The central conflict of the film is whether Daisy will leave the brutish Tom for the romantic, but overly-idealistic Gatsby. Tom, aside from being an overall unpleasant fellow to begin with, also has an ongoing affair with Myrtle (Isla Fisher), the wife of a clueless mechanic named Wilson (Jason Clarke), that lives in the industrial, apocalyptic Valley of the Ashes (famously watched over by the eyes of Dr. Eckleburg). Tom oozes machismo and ego where Gatsby seems all about sincerity. Gatsby has trouble handling the thought of Daisy ever loving Tom, but one thing’s for sure: Tom seems to laugh a whole lot more. This doomed love triangle spirals forward, with Nick watching on, telling his story in past tense from an asylum that he’s checked into years after. This writing device seems a bit contrived, but I can only imagine that it was the best out of several far worse ideas.

Everyone here seems to be trying very hard. The cast seems put together formidably enough. Mulligan, Maguire, and Edgerton – playing the main pawns on Gatsby’s chessboard – seem to have a great handle on the characters they play. Mulligan continues to shine in different kinds of roles, simultaneously playing Daisy as a woman whose shallowness knows no bounds, but is also wonderful enough to ruin your life for. Edgerton pumps Tom with such roided-out masculinity, it was like he was the only actor who knew how syrupy this movie was supposed to be. Tobey Maguire, forever cursed to play “boyish”, does his best to play the story’s narrator even when he’s given nothing to do but stare longingly at Gatsby’s grin. The film touches on the homoeroticism between Nick and Gatsby just enough to wonder why it isn’t hit any harder. And Nick’s incessant voiceover seems to do the last thing you’d want the film to do: remind you how much better the book is.

Leonardo DiCaprio might be the best Gatsby of all three film portrayals, not that that’s saying much. Robert Redford seemed perfect for the role in the 1974 version, but much like the rest of the movie, the performance is comatose, hardened by the necessity to create a prestige film aesthetic.
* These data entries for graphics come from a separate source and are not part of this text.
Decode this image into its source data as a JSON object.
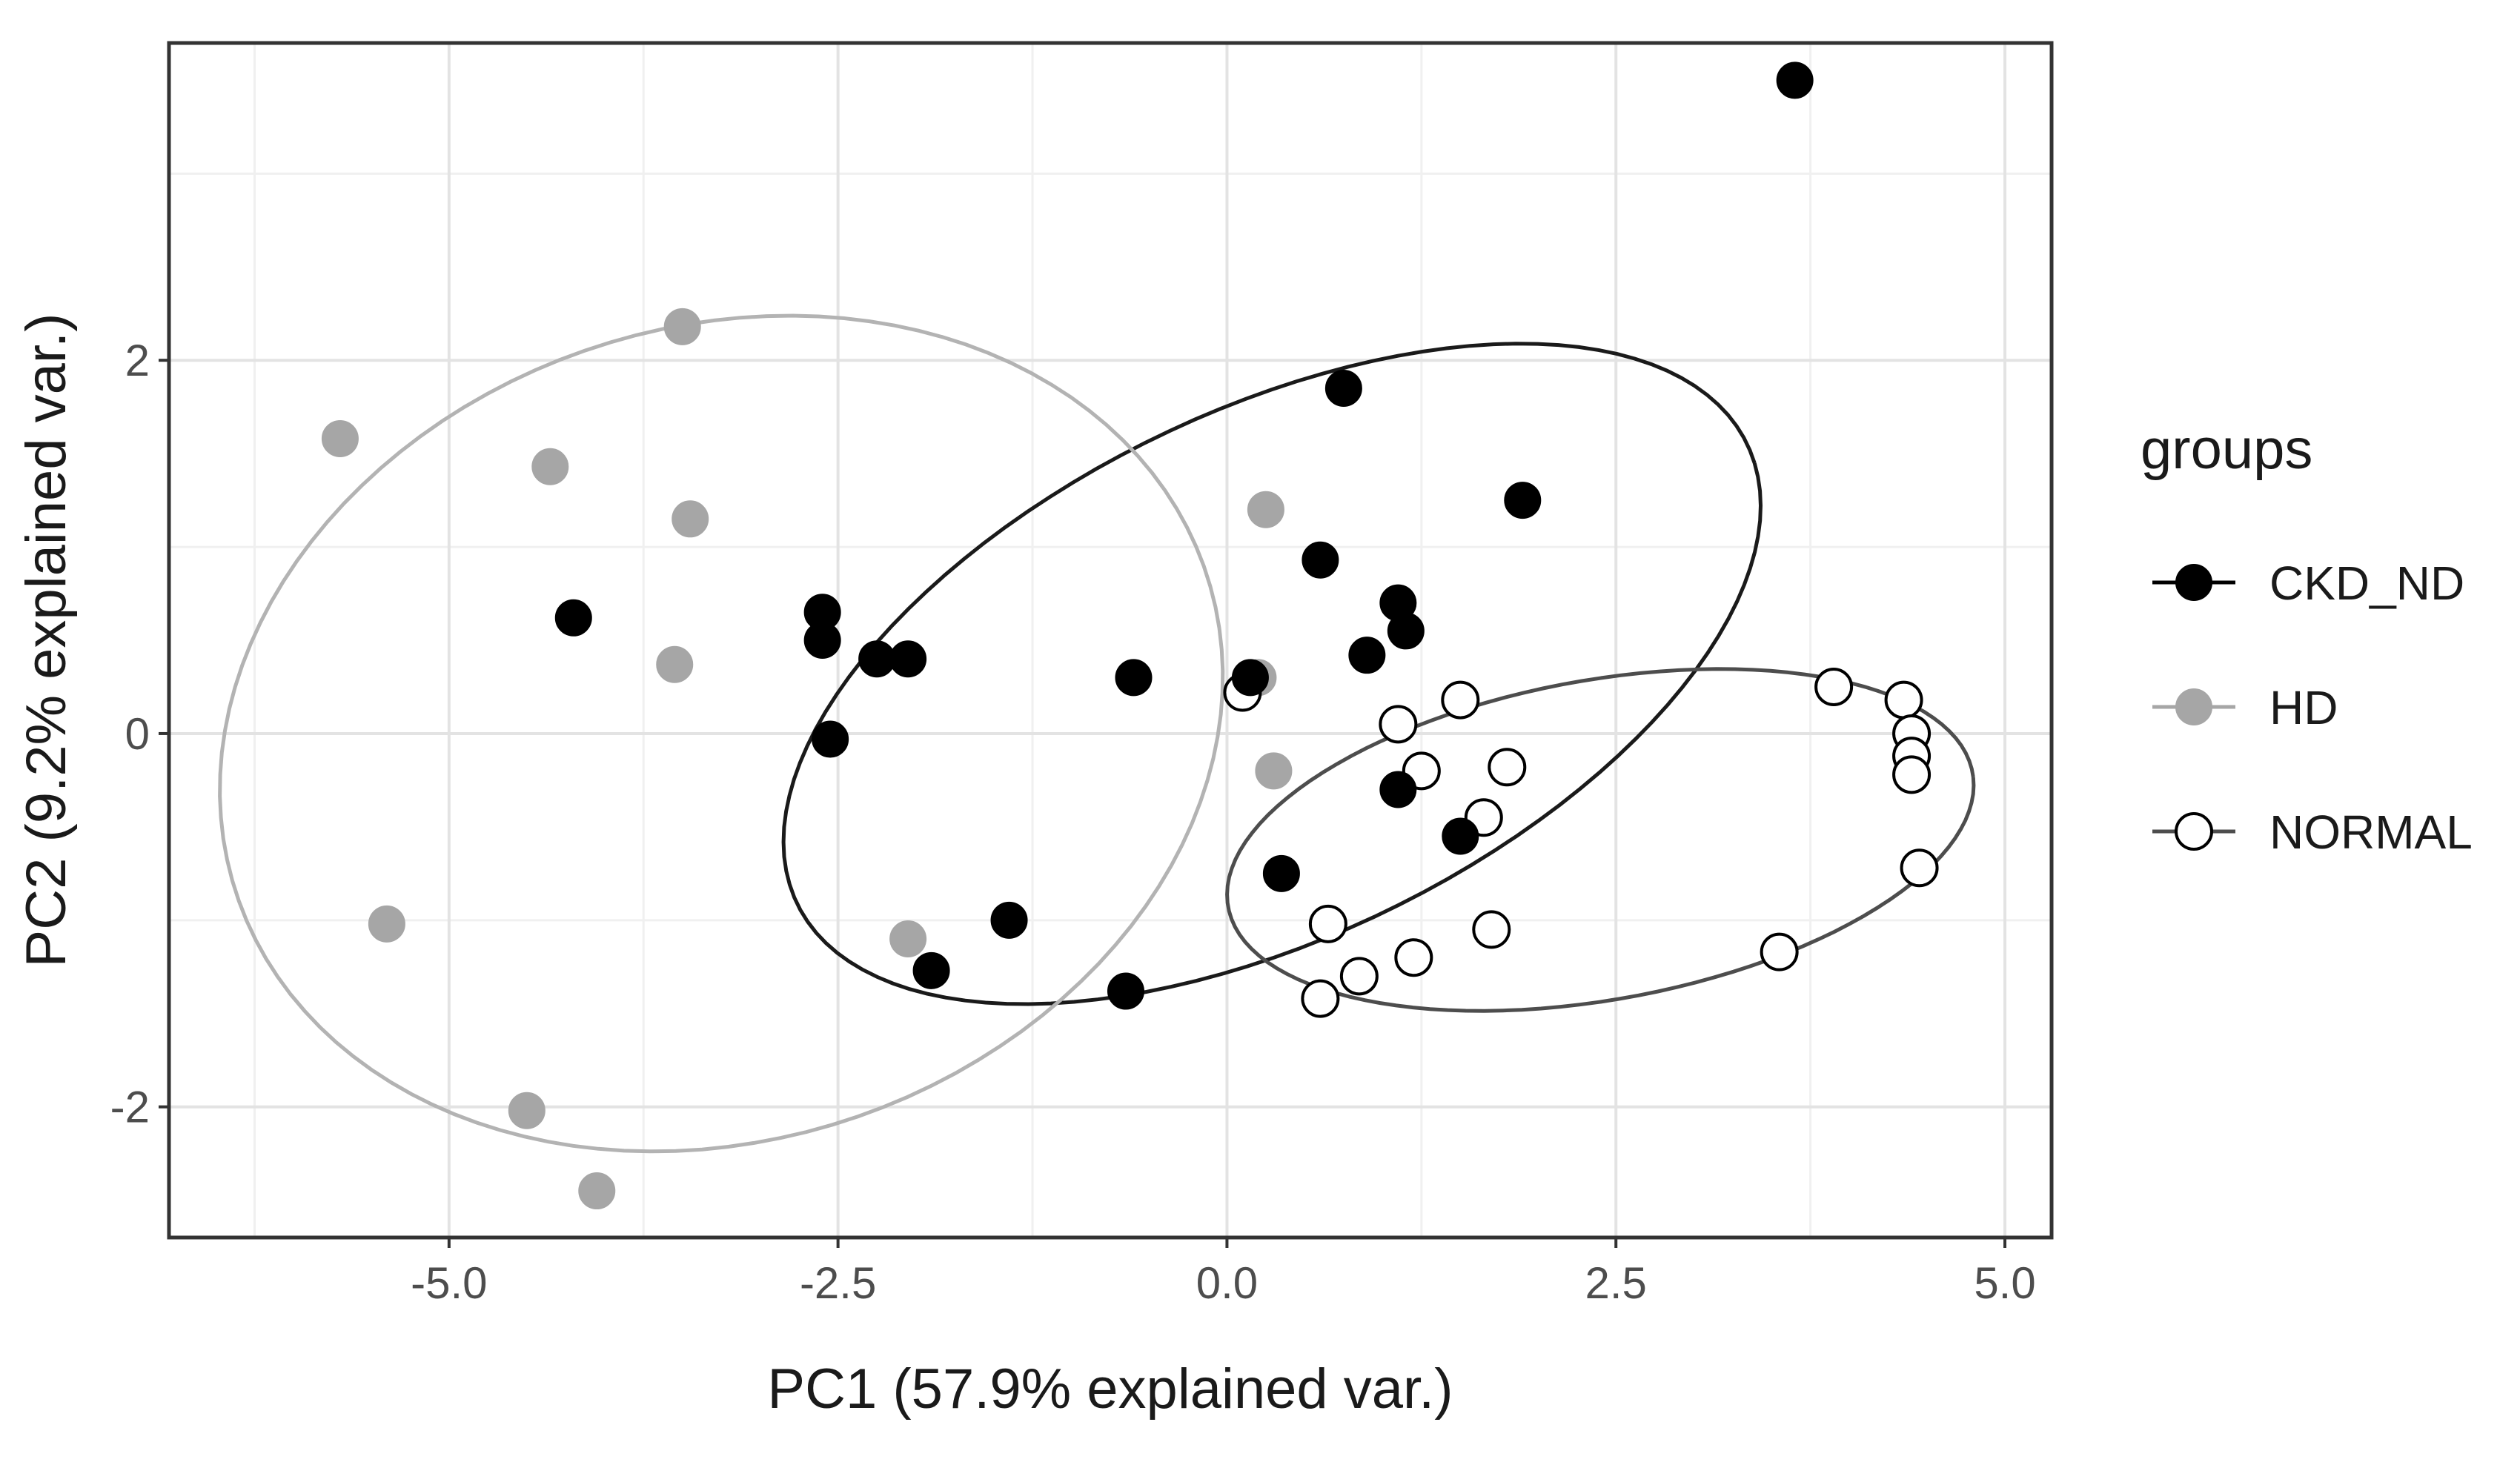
{
  "chart_data": {
    "type": "scatter",
    "title": "",
    "xlabel": "PC1 (57.9% explained var.)",
    "ylabel": "PC2 (9.2% explained var.)",
    "xlim": [
      -6.8,
      5.3
    ],
    "ylim": [
      -2.7,
      3.7
    ],
    "x_ticks": [
      -5.0,
      -2.5,
      0.0,
      2.5,
      5.0
    ],
    "x_tick_labels": [
      "-5.0",
      "-2.5",
      "0.0",
      "2.5",
      "5.0"
    ],
    "y_ticks": [
      -2,
      0,
      2
    ],
    "y_tick_labels": [
      "-2",
      "0",
      "2"
    ],
    "grid": true,
    "legend": {
      "title": "groups",
      "position": "right"
    },
    "colors": {
      "CKD_ND": "#000000",
      "HD": "#a6a6a6",
      "NORMAL": "#ffffff"
    },
    "series": [
      {
        "name": "CKD_ND",
        "color": "#000000",
        "ellipse_color": "#1a1a1a",
        "ellipse": {
          "cx": 0.29,
          "cy": 0.32,
          "rx": 3.3,
          "ry": 1.45,
          "angle_deg": 20
        },
        "points": [
          [
            3.65,
            3.5
          ],
          [
            0.75,
            1.85
          ],
          [
            1.9,
            1.25
          ],
          [
            0.6,
            0.93
          ],
          [
            1.1,
            0.7
          ],
          [
            1.15,
            0.55
          ],
          [
            0.9,
            0.42
          ],
          [
            -2.6,
            0.65
          ],
          [
            -2.6,
            0.5
          ],
          [
            -2.25,
            0.4
          ],
          [
            -2.05,
            0.4
          ],
          [
            -4.2,
            0.62
          ],
          [
            -0.6,
            0.3
          ],
          [
            0.15,
            0.3
          ],
          [
            -2.55,
            -0.03
          ],
          [
            1.1,
            -0.3
          ],
          [
            1.5,
            -0.55
          ],
          [
            0.35,
            -0.75
          ],
          [
            -1.4,
            -1.0
          ],
          [
            -1.9,
            -1.27
          ],
          [
            -0.65,
            -1.38
          ]
        ]
      },
      {
        "name": "HD",
        "color": "#a6a6a6",
        "ellipse_color": "#b3b3b3",
        "ellipse": {
          "cx": -3.25,
          "cy": 0.0,
          "rx": 3.25,
          "ry": 2.2,
          "angle_deg": 10
        },
        "points": [
          [
            -3.5,
            2.18
          ],
          [
            -5.7,
            1.58
          ],
          [
            -4.35,
            1.43
          ],
          [
            -3.45,
            1.15
          ],
          [
            0.25,
            1.2
          ],
          [
            -3.55,
            0.37
          ],
          [
            0.2,
            0.3
          ],
          [
            0.3,
            -0.2
          ],
          [
            -5.4,
            -1.02
          ],
          [
            -2.05,
            -1.1
          ],
          [
            -4.5,
            -2.02
          ],
          [
            -4.05,
            -2.45
          ]
        ]
      },
      {
        "name": "NORMAL",
        "color": "#ffffff",
        "ellipse_color": "#4d4d4d",
        "ellipse": {
          "cx": 2.4,
          "cy": -0.57,
          "rx": 2.42,
          "ry": 0.86,
          "angle_deg": 8
        },
        "points": [
          [
            0.1,
            0.22
          ],
          [
            1.1,
            0.05
          ],
          [
            1.5,
            0.18
          ],
          [
            3.9,
            0.25
          ],
          [
            4.35,
            0.18
          ],
          [
            4.4,
            0.0
          ],
          [
            4.4,
            -0.12
          ],
          [
            4.4,
            -0.22
          ],
          [
            1.25,
            -0.2
          ],
          [
            1.8,
            -0.18
          ],
          [
            1.65,
            -0.45
          ],
          [
            4.45,
            -0.72
          ],
          [
            0.65,
            -1.02
          ],
          [
            1.7,
            -1.05
          ],
          [
            0.85,
            -1.3
          ],
          [
            1.2,
            -1.2
          ],
          [
            0.6,
            -1.42
          ],
          [
            3.55,
            -1.17
          ]
        ]
      }
    ]
  }
}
DiCaprio gives Gatsby a lot of vulnerability and nervousness, only slightly hidden behind the sharp-looking veneer. But DiCaprio has been going back to the well for so many performances lately, and it’s starting to become apparent. How often must we see him slowly look up at the camera in extreme close-up? When it happens in this film, I could have sworn that it was just photoshopped footage from Shutter Island or Inception. I’d like someone to just throw him an Oscar already so we can finally see him open up his performance style. Remember how good he was in Catch Me If You Can? It’s evidence that he can play looser, but Gatsby just continues his string of the super serious protagonist.

But I feel like the cast here is actually interested in these characters, but Luhrman turns the story into cotton candy – sweet but ultimately weightless. This is by far my least favorite Baz Luhrman movie, and it probably doesn’t help that Gatsby is one of my favorite books. It’s a difficult story to adapt to cinema. So much of the book’s power comes from its ethereal prose spoken from a narrator who’s not only biased, but seems incapable to see Gatsby’s shortcomings, even when they’re right in front of his face. It took a sledgehammer to a time when it seemed like everyone was happy, and showed that happy endings were only for the movies – which is why this isn’t meant to be a movie. That Luhrman tries to defy that by shooting it in 3D and pumping in songs from Jay-Z and Lana Del Ray seems to further prove the point that this just isn’t a story for the silver screen.